Большие, больше, чем у лебедя. Концы нечистых маховых перьев касались земли. Когда-то перья были белыми. Одно было сломано, и из бурых от крови перьев торчал острый осколок кости.
Клизма обошел пленника кругом, принюхиваясь. Тот, по-птичьи дергая шеей, следил за ним.
- Где взяла? - спросил Бельц.
- С неба упал, - ответила Гамильтон, яростно расчесывая пах. На песок упал еще один червь. - Летать не может, а бегать не умеет. Догнала.
Гамильтон выглядела очень довольной собой.
- Вода где? - Бельц пинком опрокинул один из пустых бидонов, привешенных к повозке.
- Не нашла.
Клизма заурчал-захрюкал, не глядя на Гамильтон. Бельц тяжким взглядом уставился на сестру.
- Этого вот подобрала и повернула назад, - сказала Гамильтон. - Подумала, что синица в руке тоже сгодится на что-нибудь.
- Сгодится, верно, - сказал Бельц. - Только кровь протухнет через полдня, не напьешься уже. А дальше что?
- Дальше я дым засекла. На западе, в дюнах у края неба.
- Молодец.
Бельц не поверил сестре, но виду не подал. Так и так им сниматься отсюда - колодец полон трупного яда, пить нечего. Клизма поторопился свалить потроха в ближайшую яму. Что с убогого взять? Стоит отвернуться, тут же напакостит. И не прибьешь - папаша Спла мигом просечет, а если бы и не просек, брат ведь, как ни как.
Клизма тем временем обнюхал гладкий пах существа. Поскреб когтем между ног. Птицечеловек дрожал, но не двигался, словно парализовало его. Бежать не пытался, даром что связан не был. Малахольный какой-то.
Клизма зашел за спину существа. Раздвинул крылья. Поковырял меж ягодиц, попытался пристроиться, зарычал от досады.
- Не настоящий! - провыл Клизма.
Гамильтон рассмеялась, показав беззубые, в язвах, десны. Четвереньки залаяли, вторя смеху.

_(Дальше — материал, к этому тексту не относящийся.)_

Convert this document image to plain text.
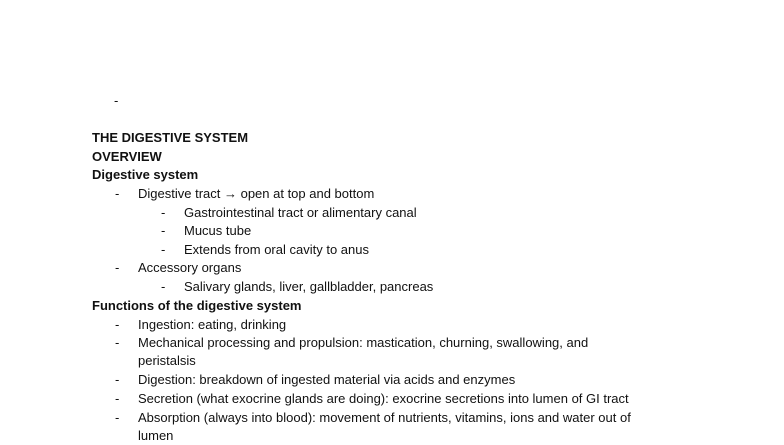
-
THE DIGESTIVE SYSTEM
OVERVIEW
Digestive system
-	Digestive tract → open at top and bottom
-	Gastrointestinal tract or alimentary canal
-	Mucus tube
-	Extends from oral cavity to anus
-	Accessory organs
-	Salivary glands, liver, gallbladder, pancreas
Functions of the digestive system
-	Ingestion: eating, drinking
-	Mechanical processing and propulsion: mastication, churning, swallowing, and
peristalsis
-	Digestion: breakdown of ingested material via acids and enzymes
-	Secretion (what exocrine glands are doing): exocrine secretions into lumen of GI tract
-	Absorption (always into blood): movement of nutrients, vitamins, ions and water out of
lumen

Птицечеловек смотрел обреченно.
Он не сопротивлялся и не кричал, когда ему сноровисто отсекли руки и ноги, выпустив кровь в ржавую ванну.
Потом они утопили его.
В его собственной крови.
Кровь была розовато-алая. Очень яркая. Очень вкусная.
Ночью Бельцу снилось, что он летит на больших белых крыльях среди звезд и любит в небе других таких же крылатых существ. Когда он открыл глаза, на нем скакала Гамильтон, а выпавшие из нее черви копошились на его животе.
Когда утром они покинули лагерь и двинулись к далеким дюнам, на плечах Бельца красовались большие, раскрашенные алым крылья. Плечи саднило, но Бельц терпел.
Они с Гамильтон сидели на повозке, в которой гремели друг о друга освобожденные от плоти кости и черепа. Клизма легко бежал рядом с четвереньками, щеголяя новой ногой с птичьими когтями на пальцах, и счастливо улыбался.
Вскоре на горизонте и впрямь появился дымок.